Snow Depth Inversion Based on Simulated Pixel-Scale Ground Measurements

Abstract

The absence of pixel-scale ground measurements presents a notable challenge in the creation and validation of passive microwave snow depth (SD) inversion models, due to the huge scale mismatch between ground measurements and remotely sensed pixels. The coarse spatial resolution of passive microwave remote sensing products further complicates the accurate representation of detailed SD information in space, particularly in mountainous regions. In this study, pixel-scale SD values were generated using regression kriging (RK) and simple averaging (SA) point-to-surface upscaling models, and their impact on the two SD downscaling inversion models, the Chang's and best subset regression models were evaluated, respectively. The results indicate that the RK model exhibits superior upscaling accuracy and alignment with observed SD, yielding root-mean-square error (RMSE) and mean absolute error (MAE) values of 1.75 and 1.41 cm, respectively. The performance of the SA model is affected by the observed SD thickness within the snow quadrat, with RMSE and MAE values of 2.35 and 1.92 cm, respectively.

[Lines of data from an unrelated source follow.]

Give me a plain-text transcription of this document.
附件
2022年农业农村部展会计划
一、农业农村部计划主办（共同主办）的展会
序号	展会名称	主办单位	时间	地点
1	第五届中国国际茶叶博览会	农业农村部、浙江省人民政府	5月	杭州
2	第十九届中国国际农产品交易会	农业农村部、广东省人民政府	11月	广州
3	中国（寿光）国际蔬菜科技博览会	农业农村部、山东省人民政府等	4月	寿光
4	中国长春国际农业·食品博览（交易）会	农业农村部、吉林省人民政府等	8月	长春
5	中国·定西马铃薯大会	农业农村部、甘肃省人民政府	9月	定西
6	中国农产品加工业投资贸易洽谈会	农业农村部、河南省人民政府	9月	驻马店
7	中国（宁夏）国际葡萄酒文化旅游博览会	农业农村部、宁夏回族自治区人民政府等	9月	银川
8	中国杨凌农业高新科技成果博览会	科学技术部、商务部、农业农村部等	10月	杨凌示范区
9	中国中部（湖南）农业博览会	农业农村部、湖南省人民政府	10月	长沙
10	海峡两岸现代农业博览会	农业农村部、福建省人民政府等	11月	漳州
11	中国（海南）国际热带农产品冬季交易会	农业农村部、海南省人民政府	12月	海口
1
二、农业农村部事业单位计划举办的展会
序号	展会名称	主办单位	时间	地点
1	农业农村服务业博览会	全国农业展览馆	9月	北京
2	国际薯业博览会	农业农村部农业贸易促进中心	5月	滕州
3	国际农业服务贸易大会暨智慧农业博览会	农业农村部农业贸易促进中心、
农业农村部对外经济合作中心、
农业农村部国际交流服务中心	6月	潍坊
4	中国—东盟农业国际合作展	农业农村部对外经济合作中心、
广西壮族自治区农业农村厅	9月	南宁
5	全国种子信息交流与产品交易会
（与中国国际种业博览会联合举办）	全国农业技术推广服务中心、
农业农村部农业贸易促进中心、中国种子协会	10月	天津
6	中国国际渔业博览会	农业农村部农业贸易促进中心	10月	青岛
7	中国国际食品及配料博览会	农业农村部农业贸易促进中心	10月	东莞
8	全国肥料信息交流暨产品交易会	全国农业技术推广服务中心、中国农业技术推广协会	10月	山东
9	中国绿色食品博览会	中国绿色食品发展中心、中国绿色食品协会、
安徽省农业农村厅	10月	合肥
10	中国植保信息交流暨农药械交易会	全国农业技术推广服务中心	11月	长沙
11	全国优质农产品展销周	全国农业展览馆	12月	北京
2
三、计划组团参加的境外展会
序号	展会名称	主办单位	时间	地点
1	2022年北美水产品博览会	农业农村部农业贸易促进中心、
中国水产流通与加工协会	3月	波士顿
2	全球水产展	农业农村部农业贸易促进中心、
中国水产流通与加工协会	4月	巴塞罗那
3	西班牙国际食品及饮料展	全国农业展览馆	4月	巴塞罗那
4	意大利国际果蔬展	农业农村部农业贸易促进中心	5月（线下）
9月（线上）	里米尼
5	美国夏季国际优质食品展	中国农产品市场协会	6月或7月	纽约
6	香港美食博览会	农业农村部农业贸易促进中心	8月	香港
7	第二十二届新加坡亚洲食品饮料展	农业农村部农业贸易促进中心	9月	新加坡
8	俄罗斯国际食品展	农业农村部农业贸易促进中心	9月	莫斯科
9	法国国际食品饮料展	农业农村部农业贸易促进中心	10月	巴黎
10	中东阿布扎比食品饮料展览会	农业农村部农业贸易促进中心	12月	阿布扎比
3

However, the accuracy of the pixel-scale ground measurements does not significantly influence the accuracy of the Chang's algorithm. Nevertheless, the best subset regression model, utilizing ascending brightness temperature data and the simulated pixel-scale ground SD measurements, achieves the ideal accuracy and suitability for complex terrain areas, with RMSE and MAE values of 2.04 and 1.53 cm, respectively. This study is expected to provide valuable insights for developing point-to-surface upscaling strategies and addressing scale effect challenges in SD inversion.